10. Variations to Employment Contracts
There may come a point during the employment where an employer wishes to change the terms, such as a material change in their job description. Any variations made to existing agreements require new or additional consideration or may be deemed unenforceable. Examples of new considerations include:
- Providing a raise (excluding already guaranteed raises) if the employee is being promoted;
- A signing bonus; or
- Include a contract a provision that states the employment offer is conditional upon consenting and executing the terms of the agreement, prior to the employee starting.
All changes require the consent of the employer and the employee. If the employer decides to substantially change an important term of the employment agreement the employee may be entitled to bring a claim for constructive dismissal and seek damages against the employer (more on constructive dismissal). While not part of the employment contract per se, obtaining written consent in the form of a signature from the employee limits the risk to constructive dismissal claims.
11. Undue Influence and Duress
Employment contracts are not enforceable if the employee signs it under duress or is subject to undue influence that would vitiate the employee’s consent. Consent to the terms of the employment contract must be given freely, voluntarily and in full. If consent is obtained through abuse of authority or coercion the contract is unenforceable.

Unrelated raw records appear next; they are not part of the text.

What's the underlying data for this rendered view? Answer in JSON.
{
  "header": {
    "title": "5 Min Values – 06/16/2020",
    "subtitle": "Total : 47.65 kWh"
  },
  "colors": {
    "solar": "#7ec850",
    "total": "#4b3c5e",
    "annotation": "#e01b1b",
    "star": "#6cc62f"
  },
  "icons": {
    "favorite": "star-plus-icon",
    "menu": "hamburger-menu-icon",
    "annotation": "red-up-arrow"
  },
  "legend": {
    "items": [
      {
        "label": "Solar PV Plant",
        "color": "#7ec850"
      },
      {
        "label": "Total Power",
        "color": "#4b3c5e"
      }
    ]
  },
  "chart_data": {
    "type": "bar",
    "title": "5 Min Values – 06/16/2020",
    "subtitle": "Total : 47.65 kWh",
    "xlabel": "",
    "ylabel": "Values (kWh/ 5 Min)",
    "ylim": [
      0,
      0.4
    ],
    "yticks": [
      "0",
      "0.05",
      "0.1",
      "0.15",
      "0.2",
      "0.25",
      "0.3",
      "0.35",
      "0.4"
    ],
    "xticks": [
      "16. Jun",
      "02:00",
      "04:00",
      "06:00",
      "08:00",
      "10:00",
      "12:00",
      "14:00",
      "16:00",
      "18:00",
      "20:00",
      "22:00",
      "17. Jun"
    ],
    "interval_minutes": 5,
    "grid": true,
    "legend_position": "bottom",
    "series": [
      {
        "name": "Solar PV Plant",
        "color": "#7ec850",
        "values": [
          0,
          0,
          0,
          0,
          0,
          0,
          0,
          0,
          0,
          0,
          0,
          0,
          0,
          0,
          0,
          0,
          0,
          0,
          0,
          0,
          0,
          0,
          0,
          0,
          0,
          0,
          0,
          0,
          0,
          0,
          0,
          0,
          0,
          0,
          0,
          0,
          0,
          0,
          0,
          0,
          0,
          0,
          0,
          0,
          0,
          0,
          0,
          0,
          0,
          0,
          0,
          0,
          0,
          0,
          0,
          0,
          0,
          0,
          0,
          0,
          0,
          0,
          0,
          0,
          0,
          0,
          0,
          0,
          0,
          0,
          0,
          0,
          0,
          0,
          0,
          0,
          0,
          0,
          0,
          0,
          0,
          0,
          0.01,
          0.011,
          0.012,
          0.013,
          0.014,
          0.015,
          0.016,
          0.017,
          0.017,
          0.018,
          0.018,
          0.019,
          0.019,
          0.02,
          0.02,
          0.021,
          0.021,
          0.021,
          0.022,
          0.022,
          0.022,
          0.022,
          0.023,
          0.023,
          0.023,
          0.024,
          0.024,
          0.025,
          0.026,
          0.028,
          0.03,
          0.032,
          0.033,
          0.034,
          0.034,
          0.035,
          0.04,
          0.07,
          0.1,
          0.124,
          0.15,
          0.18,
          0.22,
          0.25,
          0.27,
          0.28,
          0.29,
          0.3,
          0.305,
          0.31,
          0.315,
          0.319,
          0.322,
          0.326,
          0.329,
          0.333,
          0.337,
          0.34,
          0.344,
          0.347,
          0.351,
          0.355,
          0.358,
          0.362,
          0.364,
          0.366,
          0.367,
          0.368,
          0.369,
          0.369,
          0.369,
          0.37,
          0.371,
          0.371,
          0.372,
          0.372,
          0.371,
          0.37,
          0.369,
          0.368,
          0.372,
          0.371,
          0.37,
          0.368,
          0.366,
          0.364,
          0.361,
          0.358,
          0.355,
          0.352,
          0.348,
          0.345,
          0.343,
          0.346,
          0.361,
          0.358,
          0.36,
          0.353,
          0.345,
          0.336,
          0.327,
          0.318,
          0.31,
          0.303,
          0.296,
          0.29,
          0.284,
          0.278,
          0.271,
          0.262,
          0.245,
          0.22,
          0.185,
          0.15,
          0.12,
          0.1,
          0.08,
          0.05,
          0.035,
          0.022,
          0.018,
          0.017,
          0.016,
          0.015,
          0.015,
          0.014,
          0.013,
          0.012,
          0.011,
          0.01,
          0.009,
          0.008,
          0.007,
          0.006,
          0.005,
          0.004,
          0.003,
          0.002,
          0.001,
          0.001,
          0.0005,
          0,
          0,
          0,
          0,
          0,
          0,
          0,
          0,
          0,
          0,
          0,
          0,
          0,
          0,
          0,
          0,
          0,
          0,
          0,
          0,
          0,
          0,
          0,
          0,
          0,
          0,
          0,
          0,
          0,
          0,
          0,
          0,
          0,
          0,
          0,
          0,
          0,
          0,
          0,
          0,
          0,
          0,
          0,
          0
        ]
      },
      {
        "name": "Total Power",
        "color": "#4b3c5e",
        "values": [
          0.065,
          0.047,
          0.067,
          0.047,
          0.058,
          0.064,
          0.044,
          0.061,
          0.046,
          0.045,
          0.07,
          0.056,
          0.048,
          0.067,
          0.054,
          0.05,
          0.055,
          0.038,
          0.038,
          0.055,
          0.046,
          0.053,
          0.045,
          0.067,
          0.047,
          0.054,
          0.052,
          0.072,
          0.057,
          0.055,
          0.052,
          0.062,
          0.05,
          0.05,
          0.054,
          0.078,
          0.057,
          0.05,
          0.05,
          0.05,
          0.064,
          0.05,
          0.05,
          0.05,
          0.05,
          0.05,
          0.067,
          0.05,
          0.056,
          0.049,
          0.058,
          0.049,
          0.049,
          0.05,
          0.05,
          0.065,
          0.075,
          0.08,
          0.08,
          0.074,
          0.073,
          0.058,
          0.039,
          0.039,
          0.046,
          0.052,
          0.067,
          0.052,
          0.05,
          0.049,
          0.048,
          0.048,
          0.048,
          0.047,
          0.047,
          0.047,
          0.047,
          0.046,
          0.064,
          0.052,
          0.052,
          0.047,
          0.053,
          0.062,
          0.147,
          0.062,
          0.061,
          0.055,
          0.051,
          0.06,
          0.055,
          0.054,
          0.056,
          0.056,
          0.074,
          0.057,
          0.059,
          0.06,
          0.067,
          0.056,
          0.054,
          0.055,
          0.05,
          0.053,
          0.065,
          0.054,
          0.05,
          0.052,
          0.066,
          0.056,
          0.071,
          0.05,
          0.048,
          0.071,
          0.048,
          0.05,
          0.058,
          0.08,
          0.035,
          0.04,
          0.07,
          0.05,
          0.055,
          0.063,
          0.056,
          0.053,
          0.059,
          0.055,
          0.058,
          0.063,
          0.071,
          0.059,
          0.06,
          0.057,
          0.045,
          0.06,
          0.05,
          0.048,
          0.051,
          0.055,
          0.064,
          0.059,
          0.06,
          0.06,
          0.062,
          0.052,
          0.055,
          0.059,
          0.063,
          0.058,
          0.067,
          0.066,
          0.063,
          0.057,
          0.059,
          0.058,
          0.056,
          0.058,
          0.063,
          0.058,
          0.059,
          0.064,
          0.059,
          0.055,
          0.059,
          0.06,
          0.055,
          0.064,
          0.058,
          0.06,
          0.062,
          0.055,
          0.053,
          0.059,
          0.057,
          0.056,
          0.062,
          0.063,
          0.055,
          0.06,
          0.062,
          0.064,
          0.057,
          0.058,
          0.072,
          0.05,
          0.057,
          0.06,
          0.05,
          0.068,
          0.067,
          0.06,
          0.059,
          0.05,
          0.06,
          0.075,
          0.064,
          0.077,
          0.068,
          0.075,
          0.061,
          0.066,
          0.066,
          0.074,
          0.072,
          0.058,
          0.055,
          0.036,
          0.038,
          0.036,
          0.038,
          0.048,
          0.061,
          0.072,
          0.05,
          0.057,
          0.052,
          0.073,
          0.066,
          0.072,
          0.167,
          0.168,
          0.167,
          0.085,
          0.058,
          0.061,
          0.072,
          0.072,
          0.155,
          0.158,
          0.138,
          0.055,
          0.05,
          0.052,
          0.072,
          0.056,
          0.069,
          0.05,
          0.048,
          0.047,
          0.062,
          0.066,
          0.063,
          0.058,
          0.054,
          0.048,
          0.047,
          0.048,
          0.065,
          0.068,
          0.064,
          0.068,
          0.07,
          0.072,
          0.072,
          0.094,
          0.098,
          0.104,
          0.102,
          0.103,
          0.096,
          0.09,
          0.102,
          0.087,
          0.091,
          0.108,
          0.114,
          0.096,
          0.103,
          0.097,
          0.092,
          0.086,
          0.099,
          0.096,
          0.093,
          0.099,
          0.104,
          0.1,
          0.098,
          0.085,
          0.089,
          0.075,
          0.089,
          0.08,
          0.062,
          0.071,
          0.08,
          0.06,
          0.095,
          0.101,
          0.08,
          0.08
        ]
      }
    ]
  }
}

The most common form of duress pertaining to employment contracts is economic duress Economic duress is the recognition that someone can be pressured into something due to economic forces that are to such an extent that the employee has no choice but to sign the contract. To determine if economic duress was present the Courts consider the unequal bargaining power between the employer and the employee. Contracts written to heavily favour the employer may indicate that employee consent was obtained under duress due to economic need and the contract may be unenforceable.
12. Restrictive Covenants
Non-competition and non-solicitation clauses (known as restrictive covenants) are not enforceable unless the employer proves that restrictive covenants are required to protect proprietary interest, and covenants are clear and reasonable. To be recognized as reasonable, employers must consider how long employees are bound by the covenant, prevented from competing, the activities in which they are prevented from engaging in and the geographical scope in which the restrictive covenant applies. Since these covenants generally survive the termination of the employment agreement the terms must be very clear and precise. If unenforceable the employee may solicit employees and clients, or start a competing business using the information they gained from their employment.